Ages ago, our school had taken us to the Aguada Fort for a picnic. It wasn’t the best-kept property then and the overgrowth was hiding parts of the ramparts. During those days, none of our teachers told us anything about the history of the fort and all we did was to use the space for a good time. Perhaps, the teachers themselves knew little about its history! Later, during my time at the Goa College of Architecture, I took a keen interest in Goan forts and spent quite a bit of time just lying on the thick walls and imagining the action during the glorious Portuguese rule. My friends and i would particularly frequent the ‘Corjuem Fort’ since a classmate lived on that island. I particularly remember taking loads of chilled Kingfisher beer and getting merrily drunk and throwing the empty bottles into a well in the center of the fortifications!

Historians tell us that the Aguada fort was built during the years 1609 to 1612 as a ‘look-out’ and defense base over approaching enemy ships (Mainly the Dutch and Marathas) . To this day, the robust construction stands the test of time (Over 400 years now! Although some parts are in ruins). The Aguada lighthouse was a later addition (1864) and the structure has saved many a ship from being destroyed on the craggy rocks protruding menacingly along the land’s edge. The famous Aguada Jail is also housed here and it is there that the notorius smuggler, Charles Sobraj was held when he was caught feasting at ‘O Coqueiro’, a nearby well-known restaurant. Aguada also happens to be the largest jail in Goa.

I was told by my grandmom that there used to be a freshwater spring inside the fort and that is why the fort was named after water (water=’agua’ in Portuguese).
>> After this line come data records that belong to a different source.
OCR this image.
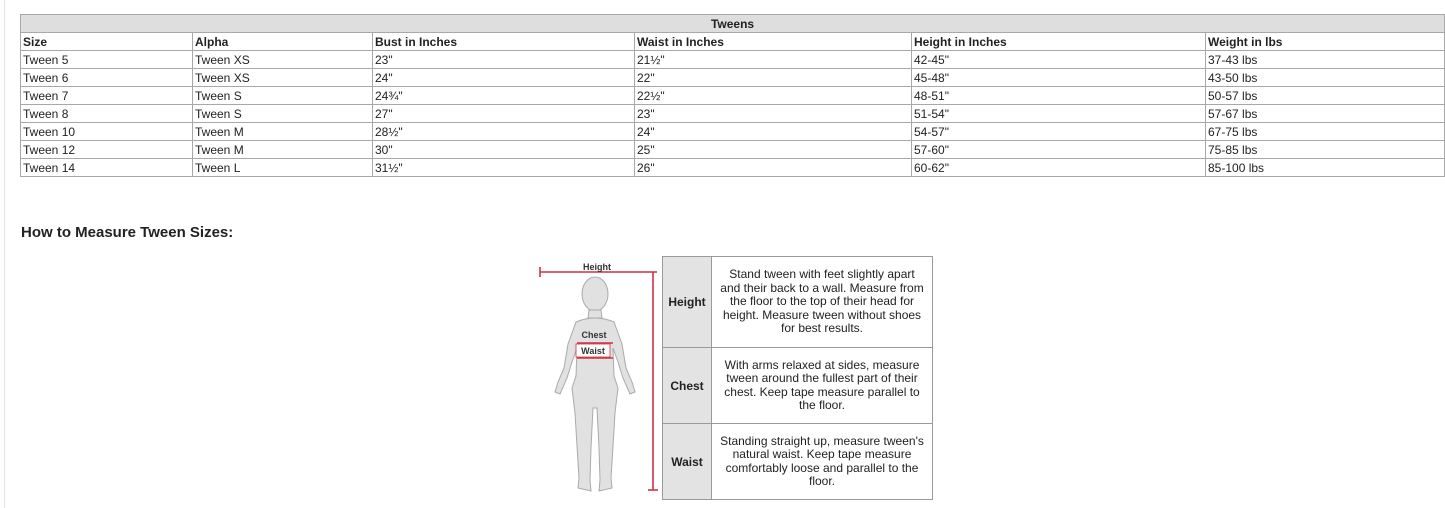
Tweens					
Size	Alpha	Bust in Inches	Waist in Inches	Height in Inches	Weight in lbs
Tween 5	Tween XS	23"	21½"	42-45"	37-43 lbs
Tween 6	Tween XS	24"	22"	45-48"	43-50 lbs
Tween 7	Tween S	24¾"	22½"	48-51"	50-57 lbs
Tween 8	Tween S	27"	23"	51-54"	57-67 lbs
Tween 10	Tween M	28½"	24"	54-57"	67-75 lbs
Tween 12	Tween M	30"	25"	57-60"	75-85 lbs
Tween 14	Tween L	31½"	26"	60-62"	85-100 lbs
How to Measure Tween Sizes:
Height
Chest
Waist
Height	Stand tween with feet slightly apart and their back to a wall. Measure from the floor to the top of their head for height. Measure tween without shoes for best results.
Chest	With arms relaxed at sides, measure tween around the fullest part of their chest. Keep tape measure parallel to the floor.
Waist	Standing straight up, measure tween's natural waist. Keep tape measure comfortably loose and parallel to the floor.
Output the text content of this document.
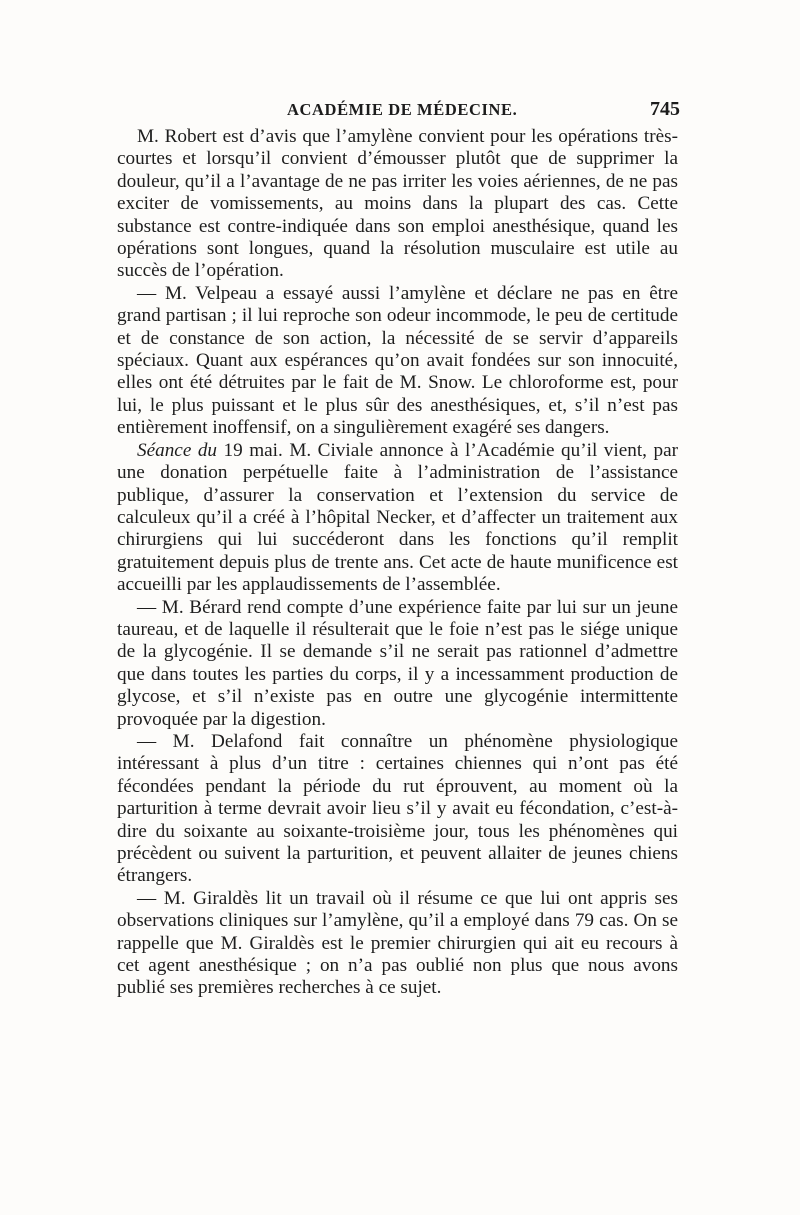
ACADÉMIE DE MÉDECINE.	745

M. Robert est d’avis que l’amylène convient pour les opérations très-courtes et lorsqu’il convient d’émousser plutôt que de supprimer la douleur, qu’il a l’avantage de ne pas irriter les voies aériennes, de ne pas exciter de vomissements, au moins dans la plupart des cas. Cette substance est contre-indiquée dans son emploi anesthésique, quand les opérations sont longues, quand la résolution musculaire est utile au succès de l’opération.

— M. Velpeau a essayé aussi l’amylène et déclare ne pas en être grand partisan ; il lui reproche son odeur incommode, le peu de certitude et de constance de son action, la nécessité de se servir d’appareils spéciaux. Quant aux espérances qu’on avait fondées sur son innocuité, elles ont été détruites par le fait de M. Snow. Le chloroforme est, pour lui, le plus puissant et le plus sûr des anesthésiques, et, s’il n’est pas entièrement inoffensif, on a singulièrement exagéré ses dangers.

Séance du 19 mai. M. Civiale annonce à l’Académie qu’il vient, par une donation perpétuelle faite à l’administration de l’assistance publique, d’assurer la conservation et l’extension du service de calculeux qu’il a créé à l’hôpital Necker, et d’affecter un traitement aux chirurgiens qui lui succéderont dans les fonctions qu’il remplit gratuitement depuis plus de trente ans. Cet acte de haute munificence est accueilli par les applaudissements de l’assemblée.

— M. Bérard rend compte d’une expérience faite par lui sur un jeune taureau, et de laquelle il résulterait que le foie n’est pas le siége unique de la glycogénie. Il se demande s’il ne serait pas rationnel d’admettre que dans toutes les parties du corps, il y a incessamment production de glycose, et s’il n’existe pas en outre une glycogénie intermittente provoquée par la digestion.

— M. Delafond fait connaître un phénomène physiologique intéressant à plus d’un titre : certaines chiennes qui n’ont pas été fécondées pendant la période du rut éprouvent, au moment où la parturition à terme devrait avoir lieu s’il y avait eu fécondation, c’est-à-dire du soixante au soixante-troisième jour, tous les phénomènes qui précèdent ou suivent la parturition, et peuvent allaiter de jeunes chiens étrangers.

— M. Giraldès lit un travail où il résume ce que lui ont appris ses observations cliniques sur l’amylène, qu’il a employé dans 79 cas. On se rappelle que M. Giraldès est le premier chirurgien qui ait eu recours à cet agent anesthésique ; on n’a pas oublié non plus que nous avons publié ses premières recherches à ce sujet.
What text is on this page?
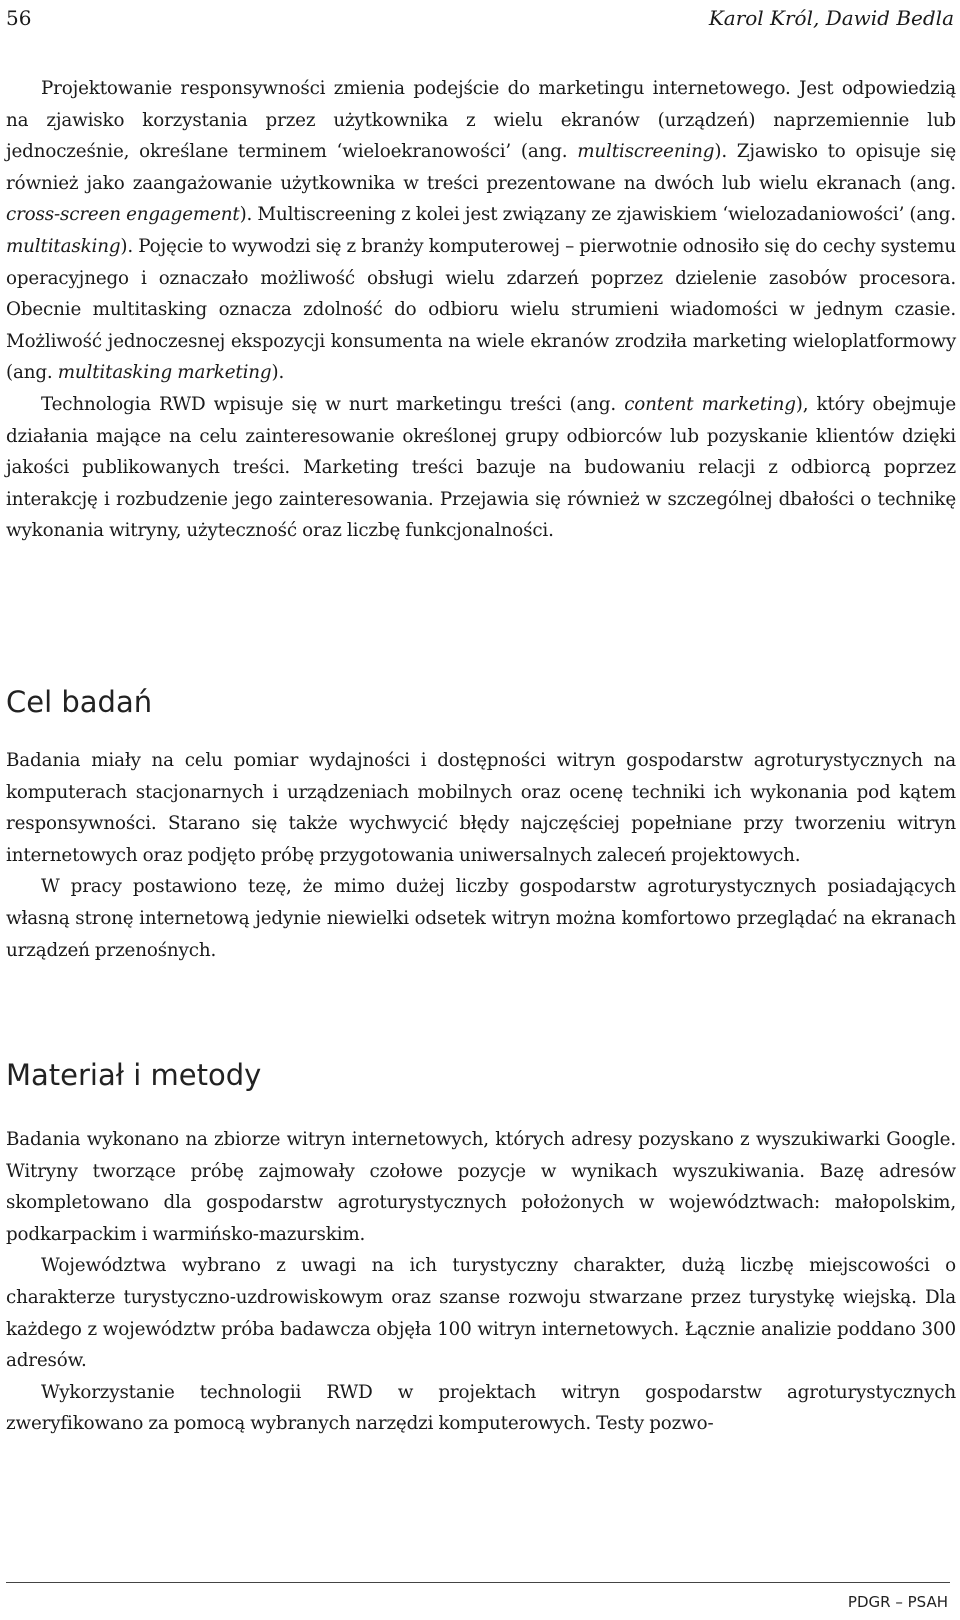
56	Karol Król, Dawid Bedla

Projektowanie responsywności zmienia podejście do marketingu internetowego. Jest odpowiedzią na zjawisko korzystania przez użytkownika z wielu ekranów (urządzeń) naprzemiennie lub jednocześnie, określane terminem ‘wieloekranowości’ (ang. multiscreening). Zjawisko to opisuje się również jako zaangażowanie użytkownika w treści prezentowane na dwóch lub wielu ekranach (ang. cross-screen engagement). Multiscreening z kolei jest związany ze zjawiskiem ‘wielozadaniowości’ (ang. multitasking). Pojęcie to wywodzi się z branży komputerowej – pierwotnie odnosiło się do cechy systemu operacyjnego i oznaczało możliwość obsługi wielu zdarzeń poprzez dzielenie zasobów procesora. Obecnie multitasking oznacza zdolność do odbioru wielu strumieni wiadomości w jednym czasie. Możliwość jednoczesnej ekspozycji konsumenta na wiele ekranów zrodziła marketing wieloplatformowy (ang. multitasking marketing).

Technologia RWD wpisuje się w nurt marketingu treści (ang. content marketing), który obejmuje działania mające na celu zainteresowanie określonej grupy odbiorców lub pozyskanie klientów dzięki jakości publikowanych treści. Marketing treści bazuje na budowaniu relacji z odbiorcą poprzez interakcję i rozbudzenie jego zainteresowania. Przejawia się również w szczególnej dbałości o technikę wykonania witryny, użyteczność oraz liczbę funkcjonalności.

Cel badań

Badania miały na celu pomiar wydajności i dostępności witryn gospodarstw agroturystycznych na komputerach stacjonarnych i urządzeniach mobilnych oraz ocenę techniki ich wykonania pod kątem responsywności. Starano się także wychwycić błędy najczęściej popełniane przy tworzeniu witryn internetowych oraz podjęto próbę przygotowania uniwersalnych zaleceń projektowych.

W pracy postawiono tezę, że mimo dużej liczby gospodarstw agroturystycznych posiadających własną stronę internetową jedynie niewielki odsetek witryn można komfortowo przeglądać na ekranach urządzeń przenośnych.

Materiał i metody

Badania wykonano na zbiorze witryn internetowych, których adresy pozyskano z wyszukiwarki Google. Witryny tworzące próbę zajmowały czołowe pozycje w wynikach wyszukiwania. Bazę adresów skompletowano dla gospodarstw agroturystycznych położonych w województwach: małopolskim, podkarpackim i warmińsko-mazurskim.

Województwa wybrano z uwagi na ich turystyczny charakter, dużą liczbę miejscowości o charakterze turystyczno-uzdrowiskowym oraz szanse rozwoju stwarzane przez turystykę wiejską. Dla każdego z województw próba badawcza objęła 100 witryn internetowych. Łącznie analizie poddano 300 adresów.

Wykorzystanie technologii RWD w projektach witryn gospodarstw agroturystycznych zweryfikowano za pomocą wybranych narzędzi komputerowych. Testy pozwo-

PDGR – PSAH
Apparently, Portuguese galleons would dock at the lower bastions where their drinking water would be replenished from the fort’s reservoir (I have always wondered where the spring is now or, how the moat would be filled with water). I have been told stories of how the moat was filled with dangerous crocodiles (I wonder if that was true!)

I have been to the fort a couple of times to catch the setting sun from up there. The hilltop affords lovers one of the most romantic spots in Goa. If you are in Goa, do make it a point to visit the fort and lighthouse … And don’t forget to take your camera along with you!